A SPECIALIST IN FILM CRIME: INGENIOUS PLOT FOR MR. HITCHCOCK

Mr. Frederick Knott's thriller Dial "M" for Murder, written for television and afterwards adapted for the stage, has now reached the screen and is to be seen at the Warner Cinema. In each transition it seems to have undergone the minimum of alteration for a different medium. For this there is one main reason: the ingenious plot is necessarily tied down to a single room and to long passages of verbal duelling between any two or three of the five characters who are virtually the entire cast. Even in the cinema there are very few opportunities for the action to get out and about, and the dependence of the film on words makes it unusually difficult for Mr. Alfred Hitchcock to give the production as a whole his characteristic subtle touch.

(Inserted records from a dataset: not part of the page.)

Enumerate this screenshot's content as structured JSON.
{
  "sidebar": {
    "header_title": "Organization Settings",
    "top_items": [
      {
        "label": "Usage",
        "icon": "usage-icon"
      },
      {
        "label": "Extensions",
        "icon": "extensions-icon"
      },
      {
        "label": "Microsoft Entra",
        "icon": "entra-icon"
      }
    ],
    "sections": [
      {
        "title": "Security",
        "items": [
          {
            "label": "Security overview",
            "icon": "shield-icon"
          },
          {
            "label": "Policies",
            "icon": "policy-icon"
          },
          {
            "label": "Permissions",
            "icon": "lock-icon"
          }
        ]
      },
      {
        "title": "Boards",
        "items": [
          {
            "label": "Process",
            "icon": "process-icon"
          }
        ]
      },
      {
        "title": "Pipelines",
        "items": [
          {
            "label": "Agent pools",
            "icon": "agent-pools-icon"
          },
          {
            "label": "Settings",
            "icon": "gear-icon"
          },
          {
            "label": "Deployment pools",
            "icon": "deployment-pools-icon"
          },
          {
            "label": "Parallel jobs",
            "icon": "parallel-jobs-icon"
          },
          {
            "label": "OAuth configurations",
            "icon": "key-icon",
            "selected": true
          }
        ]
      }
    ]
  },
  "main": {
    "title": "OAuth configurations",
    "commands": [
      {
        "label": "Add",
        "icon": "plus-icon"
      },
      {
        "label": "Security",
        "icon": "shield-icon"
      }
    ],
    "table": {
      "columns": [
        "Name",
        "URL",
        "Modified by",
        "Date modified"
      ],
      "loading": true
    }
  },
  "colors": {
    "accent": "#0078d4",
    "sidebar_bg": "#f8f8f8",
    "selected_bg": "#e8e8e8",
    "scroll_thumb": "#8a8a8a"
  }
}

How satisfactory it would have been if Mr. Hitchcock had created that sense of claustrophobia which would have enabled the audience to share the mixture of exhilaration and fear in the criminal on the alert which is one of the curious pleasures to be had from watching detective films. The use of colour, too, hardly helps; the bright interior simply refuses to brood. But the real difficulty with which Mr. Hitchcock has to deal is only apparent in the final scene. What made Dial "M" for Murder the most successful play of its kind since Ten Minute Alibi 20 years ago was the ingenuity of the puzzle we are invited to solve; at what point has the homicidal husband (Mr. Ray Milland) made his fateful mistake? In the cinema the director's problem is how to preserve the puzzle in all its ingenuity and how to serve at the same time, as far as possible, the peculiar requirements of the film. It may be that there is no perfect reconciliation of the two; that a kind of exercise in applied mathematics and the emotional tension of the chase are fundamentally incompatible; and that the best that may be hoped for is a compromise. At all events Mr. Hitchcock's many admirers will be disappointed to find that in his care to be lucid he has merely become obvious and thus weakened the crowning effect of the tension so carefully built up in the rest of the film. Mr. Robert Cummings is the writer of crime stories, and Mr. John Williams the all-important police-inspector, a policeman in whom, for once, one can believe.